Women's Royal Air Force (WRAF) 1949 - 1994

The Women's Royal Air Force was reborn on 1 February 1949, offering women a full professional career in the air force for the first time. Although women had served alongside the Royal Air Force (RAF) before, it had always been in a temporary wartime capacity.

The passing of the Army and Air Force (Women's Service) Act in 1948 created the opportunity for a permanent peacetime role for women in the Armed Forces, in recognition of their invaluable wartime contribution.

Certificate of Service

From the outset, the WRAF was to be integrated as fully as possible with the RAF, a source of much pride for its members. All new entrants were commissioned or enlisted in the Royal Air Force, taking the same oath as the men, and subject to the same conditions of service and disciplinary code.

Oath of Allegiance

The only restriction placed on their employment was that they should not undertake combatant duties. King's Regulations were rewritten to include the WRAF and, except in issues of women's welfare, WRAF personnel were in principle to be treated like their male counterparts.

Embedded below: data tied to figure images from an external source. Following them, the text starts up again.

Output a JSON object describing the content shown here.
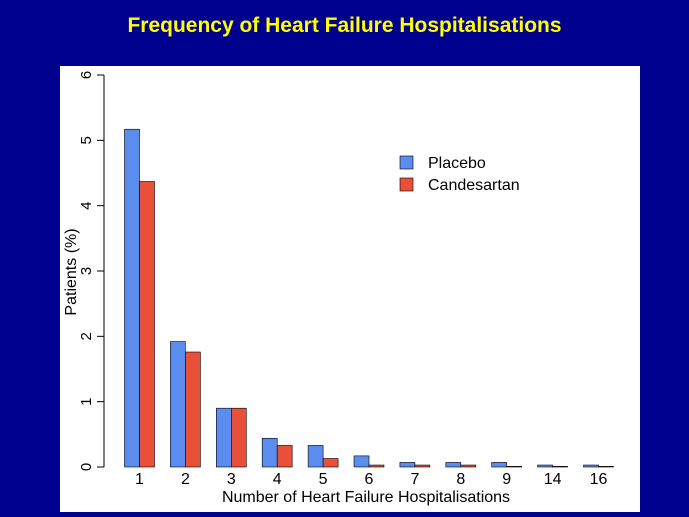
{
  "slide": {
    "title": "Frequency of Heart Failure Hospitalisations"
  },
  "chart_data": {
    "type": "bar",
    "categories": [
      "1",
      "2",
      "3",
      "4",
      "5",
      "6",
      "7",
      "8",
      "9",
      "14",
      "16"
    ],
    "series": [
      {
        "name": "Placebo",
        "color": "#5b8def",
        "values": [
          5.17,
          1.92,
          0.9,
          0.44,
          0.33,
          0.17,
          0.07,
          0.07,
          0.07,
          0.03,
          0.03
        ]
      },
      {
        "name": "Candesartan",
        "color": "#e8503a",
        "values": [
          4.37,
          1.76,
          0.9,
          0.33,
          0.13,
          0.03,
          0.03,
          0.03,
          0.01,
          0.01,
          0.01
        ]
      }
    ],
    "xlabel": "Number of Heart Failure Hospitalisations",
    "ylabel": "Patients (%)",
    "ylim": [
      0,
      6
    ],
    "yticks": [
      "0",
      "1",
      "2",
      "3",
      "4",
      "5",
      "6"
    ],
    "legend_position": "top-right",
    "grid": false
  }
}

Initially, female entrants underwent basic training separately, joining their male colleagues for professional training in their chosen branch or trade.

On completion of training, WRAFs were posted to RAF stations both at home and overseas, serving as far afield as Singapore, Burma and Iraq. Despite their non-combatant status, the WRAF found themselves at the heart of Britain's numerous post-war conflicts in places such as Malaya, Kenya, and Cyprus where they performed vital support roles, often in dangerous situations.

From 1949, about 80% of trades were open to women including driving, ground signalling, clerical work and catering. Opportunities to fly existed for members of the WRAF Volunteer Reserve but regulars were not yet accepted as aircrew.

WRAF Recruiting List

As the Service progressed more technical trades became available such as Mechanic and Air Traffic Control. In 1959, the new trade of Air Quartermaster was opened to women. In 1962 these became the first females to be recognised as aircrew.

The WRAF and Royal Air Force (RAF) grew ever closer over the following years and in 1968, female officers adopted the rank titles of their RAF counterparts. Training was also consolidated both at recruit and officer level, and in 1970 the first female entrants were admitted into the RAF College, Cranwell.

WRAF Officer Cadets at their Passing Out Parade

Soon after, women began to be promoted to senior appointments and in 1975 Group Captain Joan Peck became Deputy Director of the Signals Branch, the first woman to hold such a position.

Despite such breakthroughs, the majority of women remained firmly on the ground. It would be over ten years before the concept of operational female aircrew became a reality. In September 1989, the first female navigators commenced training at RAF Finningley, graduating in 1990 to take up posts in the Hercules fleet. Just five months later, Flight Lieutenant Julie Gibson became the RAF's first operational female pilot, flying Andovers and the multi-engined Hercules transport.

On 1 April 1994, the WRAF formally merged with the RAF, marking the full integration of women into the air force. In 45 years women had progressed from a temporary wartime support role to become full members of the world's oldest independent air force.